Re-wiring renewal for things that stand on their own

The trackers needed to attest as renewed and push themselves to the next cycle without leaning on the certifications path. The silent 200-no-op was exactly this gap: the controller did its job, but the branch that advances the cycle had been written to fire only for certifications, so for a standalone tracker it simply never fired.

How do you find a bug whose entire signature is the absence of a thing happening? You instrument the flow and watch for the step that should occur and doesn't. The missing log line was the clue. There was no error to chase, because nothing had gone wrong, in the sense the machine understood "wrong." It had just quietly skipped the only part that mattered.

The discipline that would have front-run all of it

I want to be honest that the pain here was avoidable, and the way to avoid it is unglamorous: before you change a model the whole app reads, enumerate the readers. Not the writers — the readers. Sit down and list them. The views. The admin pages. The serializers and decorators. Any API types. The importer. The renewal and task-attachment paths. The search services. Every operations tool somebody wrote once and forgot. Map them first, migrate second.
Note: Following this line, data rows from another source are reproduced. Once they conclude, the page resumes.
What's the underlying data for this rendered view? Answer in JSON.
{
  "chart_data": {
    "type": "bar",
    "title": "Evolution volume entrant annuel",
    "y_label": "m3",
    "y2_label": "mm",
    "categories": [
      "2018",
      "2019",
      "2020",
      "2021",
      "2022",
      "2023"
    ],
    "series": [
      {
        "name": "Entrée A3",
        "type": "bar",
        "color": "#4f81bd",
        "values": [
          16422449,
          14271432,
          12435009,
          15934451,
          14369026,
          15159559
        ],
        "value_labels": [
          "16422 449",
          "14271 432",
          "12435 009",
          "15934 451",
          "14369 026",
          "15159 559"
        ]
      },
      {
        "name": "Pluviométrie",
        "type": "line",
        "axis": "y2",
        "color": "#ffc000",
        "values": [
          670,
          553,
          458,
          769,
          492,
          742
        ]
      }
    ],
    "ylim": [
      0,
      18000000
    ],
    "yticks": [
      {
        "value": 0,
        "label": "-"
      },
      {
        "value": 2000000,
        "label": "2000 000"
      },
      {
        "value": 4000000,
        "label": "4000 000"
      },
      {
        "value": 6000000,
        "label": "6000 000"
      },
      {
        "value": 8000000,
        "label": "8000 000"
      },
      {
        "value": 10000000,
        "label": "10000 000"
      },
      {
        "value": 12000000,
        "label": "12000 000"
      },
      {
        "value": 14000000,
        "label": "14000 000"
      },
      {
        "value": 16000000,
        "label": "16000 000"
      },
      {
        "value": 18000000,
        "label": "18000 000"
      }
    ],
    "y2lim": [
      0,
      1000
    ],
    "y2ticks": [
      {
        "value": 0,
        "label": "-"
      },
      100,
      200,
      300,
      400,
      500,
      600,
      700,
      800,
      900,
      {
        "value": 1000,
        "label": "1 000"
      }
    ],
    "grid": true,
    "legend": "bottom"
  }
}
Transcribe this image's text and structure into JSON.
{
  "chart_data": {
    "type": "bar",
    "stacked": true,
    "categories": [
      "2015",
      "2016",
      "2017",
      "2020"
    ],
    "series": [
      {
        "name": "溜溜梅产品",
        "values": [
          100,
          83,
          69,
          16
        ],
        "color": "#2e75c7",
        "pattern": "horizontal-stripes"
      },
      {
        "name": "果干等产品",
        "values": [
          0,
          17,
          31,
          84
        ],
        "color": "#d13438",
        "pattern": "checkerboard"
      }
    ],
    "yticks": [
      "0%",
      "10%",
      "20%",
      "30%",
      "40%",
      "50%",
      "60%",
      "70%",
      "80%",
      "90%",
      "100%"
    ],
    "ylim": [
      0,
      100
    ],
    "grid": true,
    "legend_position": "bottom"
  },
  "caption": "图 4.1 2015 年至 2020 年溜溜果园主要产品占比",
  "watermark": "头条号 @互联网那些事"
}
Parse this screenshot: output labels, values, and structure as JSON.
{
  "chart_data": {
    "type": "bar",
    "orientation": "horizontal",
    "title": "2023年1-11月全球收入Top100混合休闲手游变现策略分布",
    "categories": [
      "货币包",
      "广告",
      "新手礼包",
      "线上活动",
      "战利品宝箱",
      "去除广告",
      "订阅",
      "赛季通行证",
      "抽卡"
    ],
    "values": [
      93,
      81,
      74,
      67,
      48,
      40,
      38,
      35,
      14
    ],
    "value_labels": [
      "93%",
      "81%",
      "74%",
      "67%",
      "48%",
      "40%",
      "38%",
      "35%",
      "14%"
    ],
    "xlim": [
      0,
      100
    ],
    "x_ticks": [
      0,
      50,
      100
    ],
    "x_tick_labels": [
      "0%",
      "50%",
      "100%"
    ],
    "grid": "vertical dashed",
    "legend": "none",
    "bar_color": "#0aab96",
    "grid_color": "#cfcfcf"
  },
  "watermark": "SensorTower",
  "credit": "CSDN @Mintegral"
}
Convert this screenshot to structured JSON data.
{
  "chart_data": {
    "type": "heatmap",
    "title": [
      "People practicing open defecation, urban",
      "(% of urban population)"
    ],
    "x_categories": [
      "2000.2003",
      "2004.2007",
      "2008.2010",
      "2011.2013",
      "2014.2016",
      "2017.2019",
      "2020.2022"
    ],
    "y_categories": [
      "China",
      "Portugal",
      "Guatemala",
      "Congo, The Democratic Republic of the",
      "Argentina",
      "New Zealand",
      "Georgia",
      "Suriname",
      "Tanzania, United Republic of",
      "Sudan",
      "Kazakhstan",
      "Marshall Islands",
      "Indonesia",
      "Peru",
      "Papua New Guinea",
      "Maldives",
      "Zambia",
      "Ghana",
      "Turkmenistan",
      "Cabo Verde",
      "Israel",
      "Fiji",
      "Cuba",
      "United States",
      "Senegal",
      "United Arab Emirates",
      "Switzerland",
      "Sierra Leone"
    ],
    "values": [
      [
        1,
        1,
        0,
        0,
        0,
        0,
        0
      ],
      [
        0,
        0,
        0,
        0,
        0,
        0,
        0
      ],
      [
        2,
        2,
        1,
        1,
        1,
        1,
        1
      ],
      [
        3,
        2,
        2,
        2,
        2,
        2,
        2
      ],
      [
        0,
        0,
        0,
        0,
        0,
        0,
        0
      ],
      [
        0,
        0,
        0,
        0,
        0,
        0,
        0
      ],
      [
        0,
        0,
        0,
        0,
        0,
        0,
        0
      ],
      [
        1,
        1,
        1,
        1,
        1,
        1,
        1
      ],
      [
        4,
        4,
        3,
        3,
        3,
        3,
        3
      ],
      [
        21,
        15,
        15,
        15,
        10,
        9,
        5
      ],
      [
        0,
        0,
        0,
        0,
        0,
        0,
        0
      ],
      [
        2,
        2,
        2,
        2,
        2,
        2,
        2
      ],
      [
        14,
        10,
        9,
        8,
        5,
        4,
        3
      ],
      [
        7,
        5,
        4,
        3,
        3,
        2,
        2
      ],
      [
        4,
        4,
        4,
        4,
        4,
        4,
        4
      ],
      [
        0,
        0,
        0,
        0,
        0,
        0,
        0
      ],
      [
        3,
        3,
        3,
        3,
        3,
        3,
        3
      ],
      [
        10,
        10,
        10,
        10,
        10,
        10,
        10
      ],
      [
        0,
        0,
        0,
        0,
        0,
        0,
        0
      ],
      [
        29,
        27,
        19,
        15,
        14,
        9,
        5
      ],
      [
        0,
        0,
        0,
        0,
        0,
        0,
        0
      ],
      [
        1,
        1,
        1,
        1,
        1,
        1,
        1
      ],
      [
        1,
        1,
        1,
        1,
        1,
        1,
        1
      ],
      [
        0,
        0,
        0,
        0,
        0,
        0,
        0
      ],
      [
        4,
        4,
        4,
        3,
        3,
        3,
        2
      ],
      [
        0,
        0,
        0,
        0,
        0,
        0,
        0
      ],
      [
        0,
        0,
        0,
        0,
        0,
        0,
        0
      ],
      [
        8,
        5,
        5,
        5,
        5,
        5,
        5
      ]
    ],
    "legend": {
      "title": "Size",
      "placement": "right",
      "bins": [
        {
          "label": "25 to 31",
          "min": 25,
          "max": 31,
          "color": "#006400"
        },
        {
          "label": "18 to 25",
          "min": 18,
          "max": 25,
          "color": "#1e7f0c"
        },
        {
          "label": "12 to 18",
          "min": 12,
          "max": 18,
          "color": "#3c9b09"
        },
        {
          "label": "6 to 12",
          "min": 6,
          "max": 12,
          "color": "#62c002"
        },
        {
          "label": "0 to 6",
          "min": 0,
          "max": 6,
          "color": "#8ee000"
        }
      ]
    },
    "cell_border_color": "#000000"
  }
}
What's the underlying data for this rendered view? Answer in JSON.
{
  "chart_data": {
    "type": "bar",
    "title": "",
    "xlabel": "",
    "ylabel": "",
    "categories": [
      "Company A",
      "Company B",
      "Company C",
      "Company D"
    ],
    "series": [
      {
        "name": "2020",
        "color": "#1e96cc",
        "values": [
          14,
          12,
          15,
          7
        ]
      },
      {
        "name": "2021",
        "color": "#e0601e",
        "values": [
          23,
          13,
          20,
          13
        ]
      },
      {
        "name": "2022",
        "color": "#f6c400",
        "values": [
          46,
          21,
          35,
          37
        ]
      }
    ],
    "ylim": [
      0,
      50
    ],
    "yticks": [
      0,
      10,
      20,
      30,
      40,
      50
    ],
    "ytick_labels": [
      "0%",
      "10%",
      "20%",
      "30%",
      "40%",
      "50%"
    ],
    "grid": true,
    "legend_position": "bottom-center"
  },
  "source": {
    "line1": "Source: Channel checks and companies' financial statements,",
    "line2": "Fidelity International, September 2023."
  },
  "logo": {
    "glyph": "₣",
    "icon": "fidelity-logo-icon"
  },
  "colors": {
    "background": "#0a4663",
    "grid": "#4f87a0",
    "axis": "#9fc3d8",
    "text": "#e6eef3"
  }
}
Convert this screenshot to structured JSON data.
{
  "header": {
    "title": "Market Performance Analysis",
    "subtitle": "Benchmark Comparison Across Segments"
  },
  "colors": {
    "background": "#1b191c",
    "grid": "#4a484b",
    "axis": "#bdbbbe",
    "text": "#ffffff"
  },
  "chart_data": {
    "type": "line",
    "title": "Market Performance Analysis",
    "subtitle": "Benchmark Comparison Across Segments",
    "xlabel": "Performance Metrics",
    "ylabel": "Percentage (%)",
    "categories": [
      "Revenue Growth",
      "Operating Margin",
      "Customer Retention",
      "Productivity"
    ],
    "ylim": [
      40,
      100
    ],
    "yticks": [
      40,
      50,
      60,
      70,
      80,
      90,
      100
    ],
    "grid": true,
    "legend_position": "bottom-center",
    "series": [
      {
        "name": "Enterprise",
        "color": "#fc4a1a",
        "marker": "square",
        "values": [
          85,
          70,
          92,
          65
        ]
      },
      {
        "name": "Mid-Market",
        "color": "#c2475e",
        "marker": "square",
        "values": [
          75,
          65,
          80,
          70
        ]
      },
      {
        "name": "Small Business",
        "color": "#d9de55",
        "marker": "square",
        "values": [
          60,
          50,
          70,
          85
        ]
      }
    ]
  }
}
The schema change took hours. Chasing the readers took the week, and it took the week precisely because we let the migration's tidiness convince us the work was nearly done when it had barely started. The migration is what the change looks like. The readers are where the change actually lands.

A core-model refactor is a graph problem. The nodes are everyone who touches the data, and the edges are the assumptions they each made about its shape. List the nodes before you touch the schema, because the app is the only thing that guards its own data, and it will only guard the shape it already believes in.